O que Los Angeles vai fazer com sua
'cracolândia' para Olimpíada de 2028?
Visitantes do mundo
inteiro chegarão à cidade americana de Los Angeles em 2028 para acompanhar os
Jogos Olímpicos.
Em meio aos
preparativos para o evento, um dos principais desafios será solucionar a crise
de falta de moradia que faz com que a cidade tenha uma das maiores populações
em situação de rua dos Estados Unidos.
Em 2017, quando Los
Angeles foi escolhida como sede da Olimpíada de 2028, cerca de 25 mil pessoas
viviam em suas ruas.
O então prefeito, Eric
Garcetti, disse que iria reduzir esse número pela metade em cinco anos e que,
até a data do evento, a questão teria sido totalmente solucionada.
No entanto, hoje quase
30 mil pessoas vivem nas ruas da cidade. Quando incluídos aqueles em abrigos ou
moradias temporárias, o número chega a 45 mil pessoas.
Um dos locais onde a
crise é mais visível é a região conhecida como Skid Row, área de 50 quarteirões
no centro de Los Angeles onde mais de 4 mil pessoas vivem em situação de rua e
que também reúne abrigos e outros serviços para essa população.

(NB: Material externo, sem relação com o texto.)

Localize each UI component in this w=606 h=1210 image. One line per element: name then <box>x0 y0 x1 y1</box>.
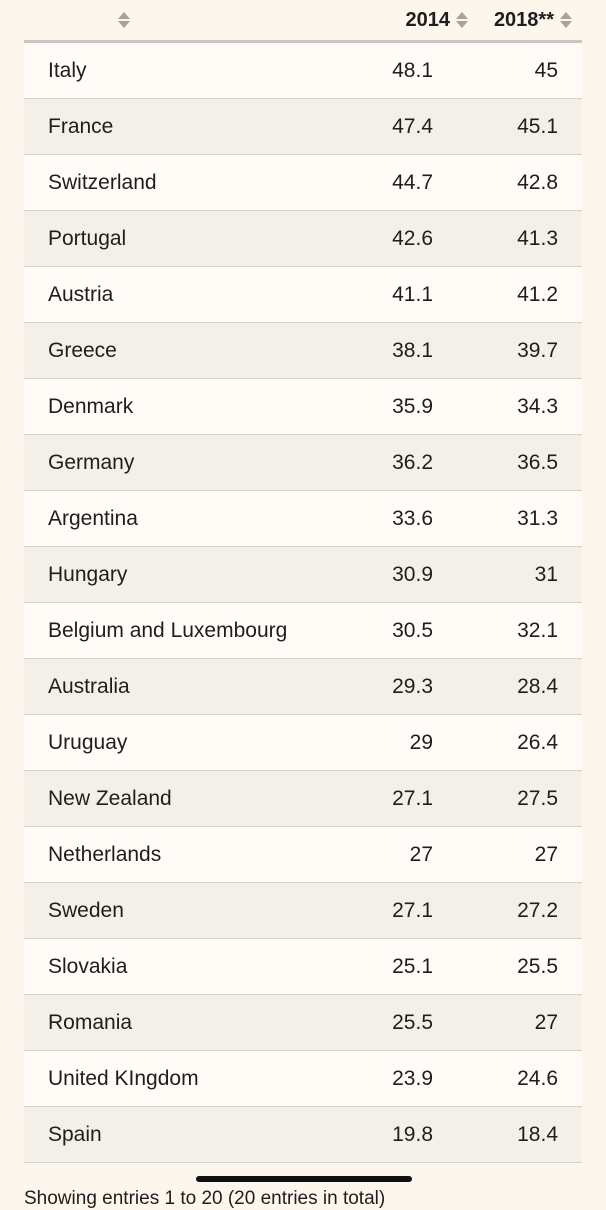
value-2014-cell: 47.4 <box>392 114 433 138</box>
table-row: Denmark 35.9 34.3 <box>24 379 582 435</box>
value-2018-cell: 41.3 <box>517 226 558 250</box>
value-2014-cell: 41.1 <box>392 282 433 306</box>
country-cell: Austria <box>48 282 114 306</box>
country-cell: Netherlands <box>48 842 162 866</box>
value-2018-cell: 42.8 <box>517 170 558 194</box>
table-row: Sweden 27.1 27.2 <box>24 883 582 939</box>
value-2018-cell: 31.3 <box>517 506 558 530</box>
sort-icon[interactable] <box>560 12 572 28</box>
value-2018-cell: 45.1 <box>517 114 558 138</box>
sort-icon[interactable] <box>118 12 130 28</box>
table-body: Italy 48.1 45 France 47.4 45.1 Switzerland 44.7… <box>24 43 582 1163</box>
value-2014-cell: 36.2 <box>392 450 433 474</box>
table-row: Hungary 30.9 31 <box>24 547 582 603</box>
country-cell: Uruguay <box>48 730 128 754</box>
country-cell: Portugal <box>48 226 127 250</box>
table-row: Belgium and Luxembourg 30.5 32.1 <box>24 603 582 659</box>
table-row: Uruguay 29 26.4 <box>24 715 582 771</box>
country-cell: Italy <box>48 58 87 82</box>
value-2018-cell: 31 <box>534 562 558 586</box>
table-row: Argentina 33.6 31.3 <box>24 491 582 547</box>
value-2014-cell: 48.1 <box>392 58 433 82</box>
table-row: Greece 38.1 39.7 <box>24 323 582 379</box>
value-2018-cell: 39.7 <box>517 338 558 362</box>
value-2014-cell: 38.1 <box>392 338 433 362</box>
table-row: United KIngdom 23.9 24.6 <box>24 1051 582 1107</box>
country-cell: Argentina <box>48 506 138 530</box>
table-row: Germany 36.2 36.5 <box>24 435 582 491</box>
table-row: Austria 41.1 41.2 <box>24 267 582 323</box>
value-2014-cell: 23.9 <box>392 1066 433 1090</box>
value-2018-cell: 24.6 <box>517 1066 558 1090</box>
table-row: Netherlands 27 27 <box>24 827 582 883</box>
value-2014-cell: 30.5 <box>392 618 433 642</box>
country-cell: France <box>48 114 114 138</box>
table-header: 2014 2018** <box>24 0 582 43</box>
value-2018-cell: 34.3 <box>517 394 558 418</box>
pagination-info: Showing entries 1 to 20 (20 entries in t… <box>24 1188 386 1209</box>
table-row: Romania 25.5 27 <box>24 995 582 1051</box>
country-cell: Germany <box>48 450 135 474</box>
value-2018-cell: 36.5 <box>517 450 558 474</box>
value-2014-cell: 35.9 <box>392 394 433 418</box>
column-header-2014-label: 2014 <box>405 8 451 31</box>
country-cell: Belgium and Luxembourg <box>48 618 288 642</box>
value-2018-cell: 27.5 <box>517 786 558 810</box>
value-2014-cell: 30.9 <box>392 562 433 586</box>
value-2018-cell: 27 <box>534 842 558 866</box>
column-header-2018-label: 2018** <box>493 8 554 31</box>
country-cell: Sweden <box>48 898 124 922</box>
column-header-country[interactable] <box>24 0 354 40</box>
country-cell: Greece <box>48 338 117 362</box>
value-2014-cell: 27.1 <box>392 786 433 810</box>
table-row: Portugal 42.6 41.3 <box>24 211 582 267</box>
country-cell: Romania <box>48 1010 133 1034</box>
home-indicator[interactable] <box>196 1176 412 1182</box>
data-table: 2014 2018** Italy 48.1 45 France 47.4 45.1 Swi… <box>24 0 582 1163</box>
column-header-2014[interactable]: 2014 <box>354 0 476 40</box>
table-row: Switzerland 44.7 42.8 <box>24 155 582 211</box>
table-row: Slovakia 25.1 25.5 <box>24 939 582 995</box>
country-cell: New Zealand <box>48 786 172 810</box>
table-row: France 47.4 45.1 <box>24 99 582 155</box>
value-2014-cell: 25.1 <box>392 954 433 978</box>
country-cell: Slovakia <box>48 954 128 978</box>
value-2014-cell: 19.8 <box>392 1122 433 1146</box>
value-2014-cell: 27 <box>409 842 433 866</box>
country-cell: Hungary <box>48 562 128 586</box>
value-2014-cell: 27.1 <box>392 898 433 922</box>
value-2018-cell: 32.1 <box>517 618 558 642</box>
value-2014-cell: 25.5 <box>392 1010 433 1034</box>
table-row: Australia 29.3 28.4 <box>24 659 582 715</box>
value-2018-cell: 45 <box>534 58 558 82</box>
country-cell: Denmark <box>48 394 134 418</box>
value-2014-cell: 42.6 <box>392 226 433 250</box>
value-2018-cell: 25.5 <box>517 954 558 978</box>
country-cell: Spain <box>48 1122 102 1146</box>
table-row: New Zealand 27.1 27.5 <box>24 771 582 827</box>
value-2018-cell: 27.2 <box>517 898 558 922</box>
value-2014-cell: 29 <box>409 730 433 754</box>
sort-icon[interactable] <box>456 12 468 28</box>
value-2014-cell: 33.6 <box>392 506 433 530</box>
country-cell: Switzerland <box>48 170 157 194</box>
value-2018-cell: 18.4 <box>517 1122 558 1146</box>
table-row: Italy 48.1 45 <box>24 43 582 99</box>
value-2018-cell: 41.2 <box>517 282 558 306</box>
table-row: Spain 19.8 18.4 <box>24 1107 582 1163</box>
country-cell: United KIngdom <box>48 1066 199 1090</box>
value-2014-cell: 44.7 <box>392 170 433 194</box>
column-header-2018[interactable]: 2018** <box>476 0 582 40</box>
value-2018-cell: 26.4 <box>517 730 558 754</box>
value-2018-cell: 28.4 <box>517 674 558 698</box>
value-2018-cell: 27 <box>534 1010 558 1034</box>
country-cell: Australia <box>48 674 130 698</box>
value-2014-cell: 29.3 <box>392 674 433 698</box>
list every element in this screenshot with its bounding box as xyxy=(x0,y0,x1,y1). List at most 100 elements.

Às vezes comparada à Cracolândia de São Paulo, a Skid Row é conhecida há décadas por ter uma das maiores
concentrações de moradores de rua dos Estados Unidos e pelo consumo de drogas
como crack e heroína a céu aberto.
Em todo o Condado de
Los Angeles, subdivisão administrativa que engloba 88 cidades — entre as quais
Inglewood e Long Beach, que também irão abrigar competições olímpicas —, mais
de 55 mil pessoas vivem nas ruas e outras 20 mil em abrigos ou moradias temporárias.
Em entrevistas à
imprensa americana durante a Olimpíada de Paris, a prefeita de Los Angeles,
Karen Bass, disse que esperava "poder usar toda a energia dos Jogos para
resolver alguns dos nossos problemas" e citou especialmente a crise de
falta de moradia.
"Queremos
garantir que todos tenham moradia, porque não queremos que o mundo venha a Los
Angeles e veja pessoas morando em nossas ruas", afirmou, sem dar detalhes
de como isso seria feito.
·
'Olimpíadas
intensificam desigualdades'
Críticos consideram
pouco provável que a cidade resolva a crise de falta de moradia até 2028.
"Toda Olimpíada
vem com essas sugestões ridículas de que todos os problemas serão solucionados,
que vão consertar isso e aquilo, e que tudo estará maravilhoso quando os Jogos
chegarem", diz à BBC News Brasil um dos integrantes da coalizão NOlympics
LA, Eric Sheehan.
"E em todas as
Olimpíadas se comprova que isso não é verdade", afirma Sheehan, cujo
movimento foi lançado em 2017 com o objetivo de impedir a realização da
Olimpíada em Los Angeles.
O temor, dizem
críticos, é que os Jogos agravem ainda mais o problema, acelerando a
gentrificação e a especulação imobiliária e prejudicando as parcelas mais
pobres e vulneráveis da população.
"As Olimpíadas
intensificam as desigualdades que já existem em uma sociedade", diz à BBC
News Brasil o cientista político Jules Boykoff, professor da Pacific
University, no Estado do Oregon, e autor de seis livros sobre os Jogos
Olímpicos.
"E as Olimpíadas
são muito duras para os moradores de rua. Quando a imprensa global chega à
cidade-sede, as autoridades não querem ser constrangidas por terem pessoas
vivendo nas ruas", afirma.
Sem solucionar o
problema a tempo, muitas cidades acabam tentando escondê-lo dos visitantes.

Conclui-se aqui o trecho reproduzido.